On Tuesday, the National Investigation Agency (NIA) filed a charge sheet in the Pulwama terror attack case. It has formally named 19 people, including the Pakistan-based Jaish-e-Mohammed chief, Masood Azhar, for planning and carrying out the attack on the Central Reserve Police Force (CRPF) convoy, killing 40 security personnel. Azhar’s nephew, Mohammad Umar Farooq, was sent to Kashmir to execute the bombing and was in touch with the Jaish leadership back in Pakistan, during, before and after the attack, according to the charge sheet. One of Azhar’s brother also told Farooq, who was killed in an encounter subsequently, that the Inter-Services Intelligence (ISI) wanted Jaish operatives to find out about Indian Air Force bases; Jaish was also planning a second terror attack after Pulwama, but had to abort it due to international pressure on Pakistan.
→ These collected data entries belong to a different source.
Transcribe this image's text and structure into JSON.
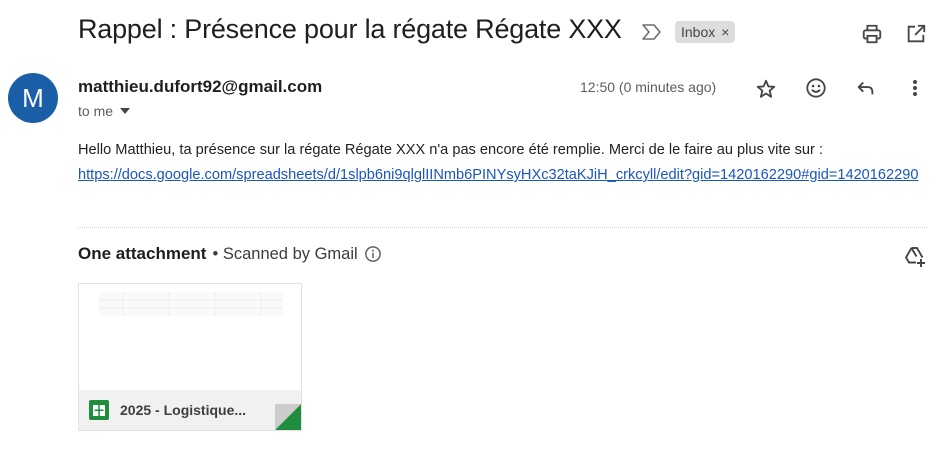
{
  "email": {
    "subject": "Rappel : Présence pour la régate Régate XXX",
    "label_chip": "Inbox",
    "label_chip_close": "×",
    "sender_initial": "M",
    "sender_email": "matthieu.dufort92@gmail.com",
    "recipient_text": "to me",
    "time": "12:50 (0 minutes ago)",
    "body_text": "Hello Matthieu, ta présence sur la régate Régate XXX n'a pas encore été remplie. Merci de le faire au plus vite sur :",
    "body_link": "https://docs.google.com/spreadsheets/d/1slpb6ni9qlglIINmb6PINYsyHXc32taKJiH_crkcyll/edit?gid=1420162290#gid=1420162290"
  },
  "attachments": {
    "heading": "One attachment",
    "scan_note": "• Scanned by Gmail",
    "items": [
      {
        "name": "2025 - Logistique...",
        "file_type": "google-sheets"
      }
    ]
  },
  "colors": {
    "avatar_bg": "#1a5ea8",
    "link": "#1a55c2",
    "sheets_green": "#1e8e3e",
    "chip_bg": "#dddddd"
  },
  "icons": {
    "importance": "importance-marker-icon",
    "print": "print-icon",
    "open_new_window": "open-in-new-window-icon",
    "star": "star-icon",
    "emoji": "emoji-reaction-icon",
    "reply": "reply-icon",
    "more": "more-vertical-icon",
    "chevron": "chevron-down-icon",
    "info": "info-icon",
    "drive_add": "add-to-drive-icon",
    "sheets": "google-sheets-icon"
  }
}
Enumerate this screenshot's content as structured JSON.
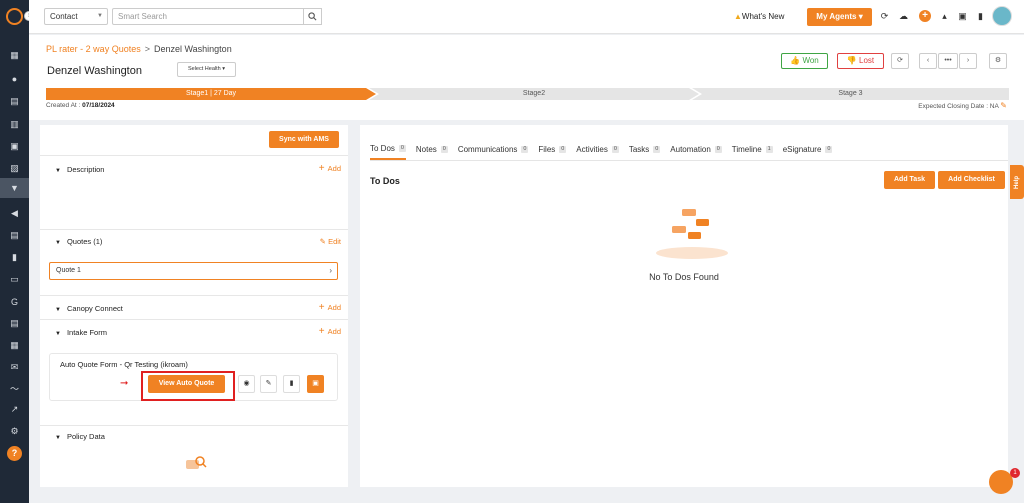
{
  "topbar": {
    "entity_select": "Contact",
    "search_placeholder": "Smart Search",
    "whats_new": "What's New",
    "my_agents": "My Agents"
  },
  "breadcrumb": {
    "parent": "PL rater - 2 way Quotes",
    "separator": ">",
    "current": "Denzel Washington"
  },
  "page_title": "Denzel Washington",
  "select_health": "Select Health",
  "actions": {
    "won": "Won",
    "lost": "Lost"
  },
  "stages": [
    {
      "label": "Stage1 | 27 Day",
      "active": true
    },
    {
      "label": "Stage2",
      "active": false
    },
    {
      "label": "Stage 3",
      "active": false
    }
  ],
  "created_at": {
    "label": "Created At :",
    "value": "07/18/2024"
  },
  "closing_date": {
    "label": "Expected Closing Date : NA"
  },
  "left_panel": {
    "sync_button": "Sync with AMS",
    "sections": {
      "description": {
        "title": "Description",
        "action": "Add"
      },
      "quotes": {
        "title": "Quotes (1)",
        "action": "Edit"
      },
      "quote_item": "Quote 1",
      "canopy": {
        "title": "Canopy Connect",
        "action": "Add"
      },
      "intake": {
        "title": "Intake Form",
        "action": "Add"
      },
      "policy": {
        "title": "Policy Data"
      }
    },
    "intake_card": {
      "title": "Auto Quote Form - Qr Testing (ikroam)",
      "view_button": "View Auto Quote"
    }
  },
  "tabs": [
    {
      "label": "To Dos",
      "count": "0",
      "active": true
    },
    {
      "label": "Notes",
      "count": "0"
    },
    {
      "label": "Communications",
      "count": "0"
    },
    {
      "label": "Files",
      "count": "0"
    },
    {
      "label": "Activities",
      "count": "0"
    },
    {
      "label": "Tasks",
      "count": "0"
    },
    {
      "label": "Automation",
      "count": "0"
    },
    {
      "label": "Timeline",
      "count": "1"
    },
    {
      "label": "eSignature",
      "count": "0"
    }
  ],
  "todos": {
    "heading": "To Dos",
    "add_task": "Add Task",
    "add_checklist": "Add Checklist",
    "empty": "No To Dos Found"
  },
  "help_tab": "Help",
  "chat_badge": "1",
  "colors": {
    "accent": "#f08223",
    "sidebar": "#1f2937",
    "won": "#3fa544",
    "lost": "#e04040"
  }
}
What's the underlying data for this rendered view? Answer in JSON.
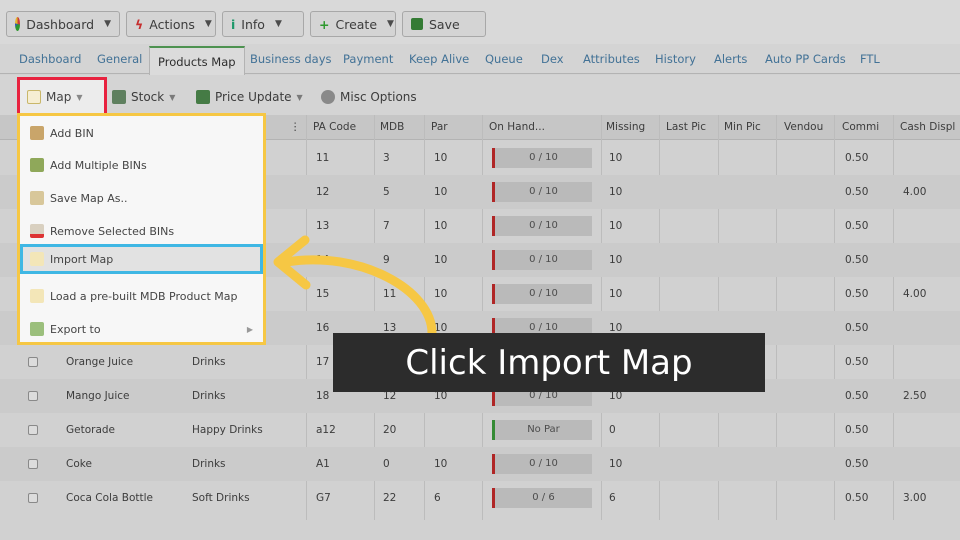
{
  "toolbar": {
    "dashboard_label": "Dashboard",
    "actions_label": "Actions",
    "info_label": "Info",
    "create_label": "Create",
    "save_label": "Save"
  },
  "tabs": [
    "Dashboard",
    "General",
    "Products Map",
    "Business days",
    "Payment",
    "Keep Alive",
    "Queue",
    "Dex",
    "Attributes",
    "History",
    "Alerts",
    "Auto PP Cards",
    "FTL"
  ],
  "subtoolbar": {
    "map_label": "Map",
    "stock_label": "Stock",
    "price_update_label": "Price Update",
    "misc_label": "Misc Options"
  },
  "columns": [
    "PA Code",
    "MDB",
    "Par",
    "On Hand...",
    "Missing",
    "Last Pic",
    "Min Pic",
    "Vendou",
    "Commi",
    "Cash Displ"
  ],
  "rows": [
    {
      "name": "",
      "category": "",
      "pa": "11",
      "mdb": "3",
      "par": "10",
      "onhand": "0 / 10",
      "missing": "10",
      "comm": "0.50",
      "cash": ""
    },
    {
      "name": "",
      "category": "",
      "pa": "12",
      "mdb": "5",
      "par": "10",
      "onhand": "0 / 10",
      "missing": "10",
      "comm": "0.50",
      "cash": "4.00"
    },
    {
      "name": "",
      "category": "",
      "pa": "13",
      "mdb": "7",
      "par": "10",
      "onhand": "0 / 10",
      "missing": "10",
      "comm": "0.50",
      "cash": ""
    },
    {
      "name": "",
      "category": "",
      "pa": "14",
      "mdb": "9",
      "par": "10",
      "onhand": "0 / 10",
      "missing": "10",
      "comm": "0.50",
      "cash": ""
    },
    {
      "name": "",
      "category": "",
      "pa": "15",
      "mdb": "11",
      "par": "10",
      "onhand": "0 / 10",
      "missing": "10",
      "comm": "0.50",
      "cash": "4.00"
    },
    {
      "name": "",
      "category": "",
      "pa": "16",
      "mdb": "13",
      "par": "10",
      "onhand": "0 / 10",
      "missing": "10",
      "comm": "0.50",
      "cash": ""
    },
    {
      "name": "Orange Juice",
      "category": "Drinks",
      "pa": "17",
      "mdb": "",
      "par": "",
      "onhand": "",
      "missing": "",
      "comm": "0.50",
      "cash": ""
    },
    {
      "name": "Mango Juice",
      "category": "Drinks",
      "pa": "18",
      "mdb": "12",
      "par": "10",
      "onhand": "0 / 10",
      "missing": "10",
      "comm": "0.50",
      "cash": "2.50"
    },
    {
      "name": "Getorade",
      "category": "Happy Drinks",
      "pa": "a12",
      "mdb": "20",
      "par": "",
      "onhand": "No Par",
      "missing": "0",
      "comm": "0.50",
      "cash": ""
    },
    {
      "name": "Coke",
      "category": "Drinks",
      "pa": "A1",
      "mdb": "0",
      "par": "10",
      "onhand": "0 / 10",
      "missing": "10",
      "comm": "0.50",
      "cash": ""
    },
    {
      "name": "Coca Cola Bottle",
      "category": "Soft Drinks",
      "pa": "G7",
      "mdb": "22",
      "par": "6",
      "onhand": "0 / 6",
      "missing": "6",
      "comm": "0.50",
      "cash": "3.00"
    }
  ],
  "map_menu": {
    "items": [
      "Add BIN",
      "Add Multiple BINs",
      "Save Map As..",
      "Remove Selected BINs",
      "Import Map",
      "Load a pre-built MDB Product Map",
      "Export to"
    ]
  },
  "callout": {
    "text": "Click Import Map"
  },
  "colors": {
    "highlight_red": "#e8223f",
    "highlight_yellow": "#f6c744",
    "highlight_blue": "#3fb7e4",
    "onhand_red": "#c42b2b",
    "onhand_green": "#3a9a3a"
  }
}
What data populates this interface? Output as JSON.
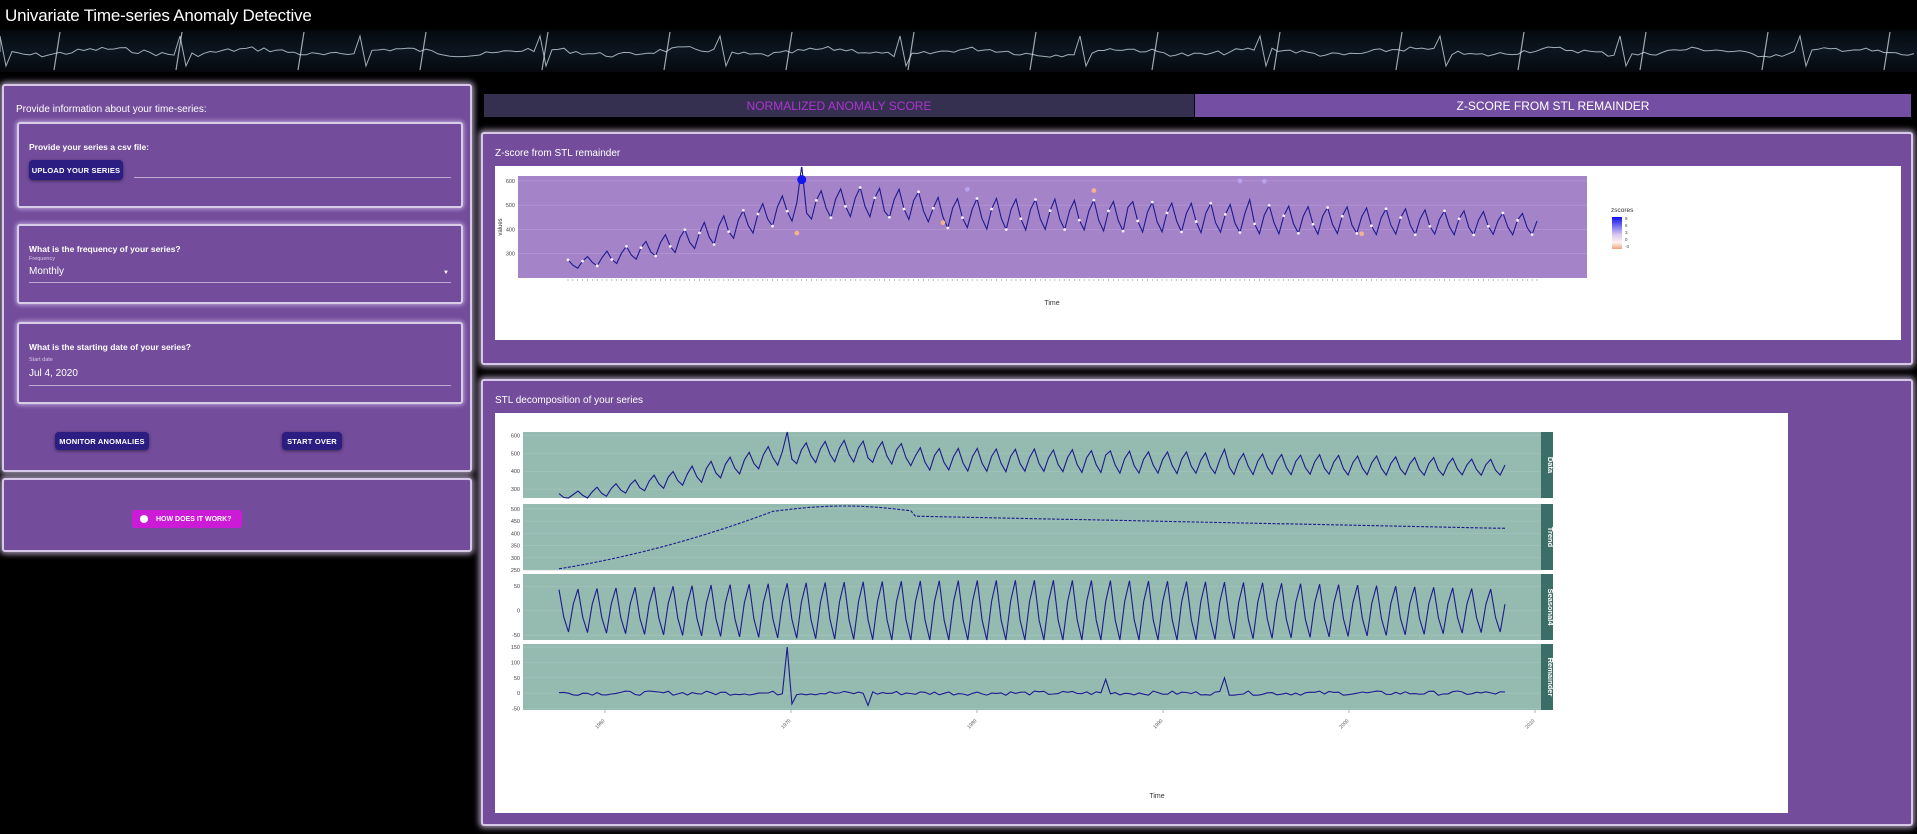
{
  "app": {
    "title": "Univariate Time-series Anomaly Detective"
  },
  "sidebar": {
    "heading": "Provide information about your time-series:",
    "upload": {
      "title": "Provide your series a csv file:",
      "button_label": "UPLOAD YOUR SERIES"
    },
    "frequency": {
      "title": "What is the frequency of your series?",
      "field_label": "Frequency",
      "value": "Monthly"
    },
    "start_date": {
      "title": "What is the starting date of your series?",
      "field_label": "Start date",
      "value": "Jul 4, 2020"
    },
    "monitor_label": "MONITOR ANOMALIES",
    "start_over_label": "START OVER",
    "help_label": "HOW DOES IT WORK?"
  },
  "tabs": [
    {
      "label": "NORMALIZED ANOMALY SCORE",
      "active": false
    },
    {
      "label": "Z-SCORE FROM STL REMAINDER",
      "active": true
    }
  ],
  "zscore_panel": {
    "title": "Z-score from STL remainder",
    "ylabel": "values",
    "xlabel": "Time",
    "legend_title": "zscores",
    "legend_ticks": [
      "9",
      "6",
      "3",
      "0",
      "-3"
    ]
  },
  "stl_panel": {
    "title": "STL decomposition of your series",
    "xlabel": "Time",
    "facets": [
      "Data",
      "Trend",
      "Seasonal4",
      "Remainder"
    ],
    "x_ticks": [
      "1960",
      "1970",
      "1980",
      "1990",
      "2000",
      "2010"
    ]
  },
  "colors": {
    "panel": "#734c9c",
    "button": "#2c1d82",
    "help_button": "#cc1bd6",
    "plot_bg_zscore": "#a583c9",
    "plot_bg_stl": "#95bab0",
    "strip": "#3b6e66",
    "line": "#1d1b8e"
  },
  "chart_data": [
    {
      "type": "line",
      "title": "Z-score from STL remainder",
      "xlabel": "Time",
      "ylabel": "values",
      "ylim": [
        200,
        620
      ],
      "y_ticks": [
        300,
        400,
        500,
        600
      ],
      "n_points": 200,
      "anomalies": [
        {
          "index": 48,
          "value": 605,
          "zscore": 9
        },
        {
          "index": 82,
          "value": 565,
          "zscore": 4
        },
        {
          "index": 138,
          "value": 600,
          "zscore": 3
        },
        {
          "index": 143,
          "value": 598,
          "zscore": 3
        },
        {
          "index": 47,
          "value": 385,
          "zscore": -3
        },
        {
          "index": 77,
          "value": 428,
          "zscore": -3
        },
        {
          "index": 108,
          "value": 560,
          "zscore": -2
        },
        {
          "index": 163,
          "value": 382,
          "zscore": -3
        }
      ],
      "color_scale": "zscores"
    },
    {
      "type": "line",
      "title": "STL decomposition of your series",
      "xlabel": "Time",
      "facets": [
        {
          "name": "Data",
          "ylim": [
            250,
            620
          ],
          "y_ticks": [
            300,
            400,
            500,
            600
          ]
        },
        {
          "name": "Trend",
          "ylim": [
            250,
            520
          ],
          "y_ticks": [
            250,
            300,
            350,
            400,
            450,
            500
          ]
        },
        {
          "name": "Seasonal4",
          "ylim": [
            -60,
            75
          ],
          "y_ticks": [
            -50,
            0,
            50
          ]
        },
        {
          "name": "Remainder",
          "ylim": [
            -55,
            160
          ],
          "y_ticks": [
            -50,
            0,
            50,
            100,
            150
          ]
        }
      ],
      "x_ticks": [
        1960,
        1970,
        1980,
        1990,
        2000,
        2010
      ],
      "n_points": 200,
      "trend_start": 255,
      "trend_end": 420,
      "spike_index": 48,
      "spike_value": 150
    }
  ]
}
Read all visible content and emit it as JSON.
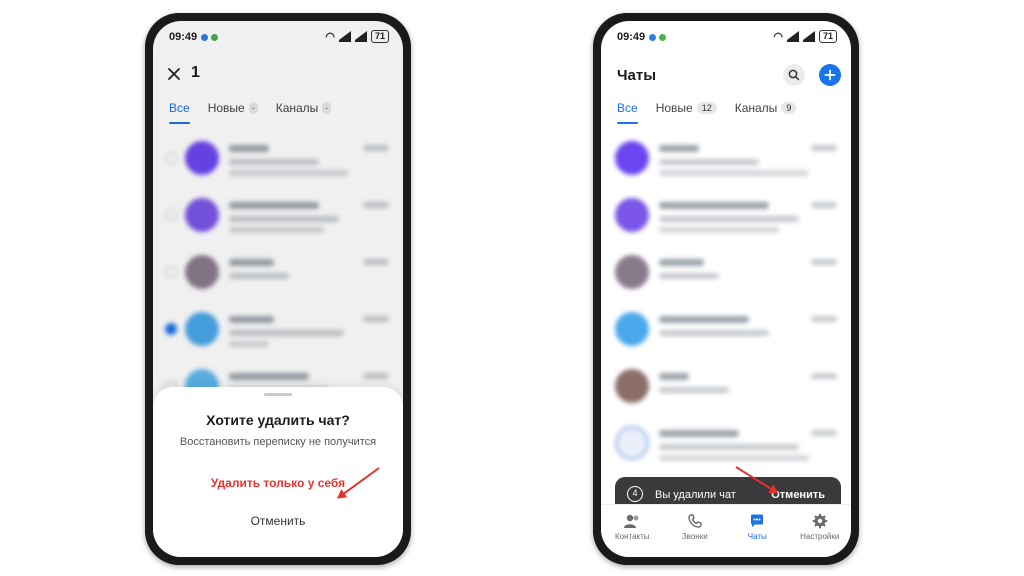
{
  "left_phone": {
    "status": {
      "time": "09:49",
      "battery": "71"
    },
    "header": {
      "close_icon": "close-icon",
      "selected_count": "1"
    },
    "tabs": [
      {
        "label": "Все",
        "active": true
      },
      {
        "label": "Новые",
        "active": false
      },
      {
        "label": "Каналы",
        "active": false
      }
    ],
    "dialog": {
      "title": "Хотите удалить чат?",
      "subtitle": "Восстановить переписку не получится",
      "delete_label": "Удалить только у себя",
      "cancel_label": "Отменить"
    }
  },
  "right_phone": {
    "status": {
      "time": "09:49",
      "battery": "71"
    },
    "header": {
      "title": "Чаты",
      "search_icon": "search-icon",
      "add_icon": "plus-icon"
    },
    "tabs": [
      {
        "label": "Все",
        "active": true,
        "count": ""
      },
      {
        "label": "Новые",
        "active": false,
        "count": "12"
      },
      {
        "label": "Каналы",
        "active": false,
        "count": "9"
      }
    ],
    "toast": {
      "countdown": "4",
      "message": "Вы удалили чат",
      "undo_label": "Отменить"
    },
    "bottom_nav": [
      {
        "label": "Контакты",
        "icon": "contacts-icon"
      },
      {
        "label": "Звонки",
        "icon": "phone-icon"
      },
      {
        "label": "Чаты",
        "icon": "chat-icon",
        "active": true
      },
      {
        "label": "Настройки",
        "icon": "gear-icon"
      }
    ]
  },
  "colors": {
    "accent": "#1a73e8",
    "danger": "#e5322d",
    "toast_bg": "#3a3a3c"
  }
}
Pulwama was a defining moment for geopolitics in South Asia. Despite Pakistan’s strenuous denials, it was clear then — and it is clearer now — that the attack had the clear sanction of the Pakistani establishment. A set of observers, at that point, wanted to make a distinction between the Pakistani government and terror-based groups. But while it is still at the charge sheet stage, the NIA investigation has shown that this is an artificial distinction — and in fact, there was a very high degree of synergy and coordination between the Pakistani military intelligence and terror groups based in Pakistan. It also shows that Pakistan was more than willing to escalate the situation with another terror attack, but the Balakot retaliatory attack (framed diplomatically as a “pre-emptive strike”) and the concerted international diplomatic pressure, mobilised effectively by India, forced Rawalpindi to back off.
The international community today recognises Pakistan has given patronage to terror groups and supports terrorism as a State policy — but it has vacillated between appeasing Islamabad-Rawalpindi and penalising it in a somewhat half-hearted manner. Pakistan remains a key source of global instability, and any country — including its best friend, China — which wants stability must force Pakistan to act against terror. For India, the lesson is simple. In terms of security, New Delhi must never let its guard down, for Pakistan’s intent is clear. In terms of individuals, letting Azhar get away in 1999 (after the IC-814 hijack) has proved to be enormously costly; such an error must not be repeated. In terms of diplomacy, India must be alert to the joint China-Pakistani project of undermining India and counter it across platforms.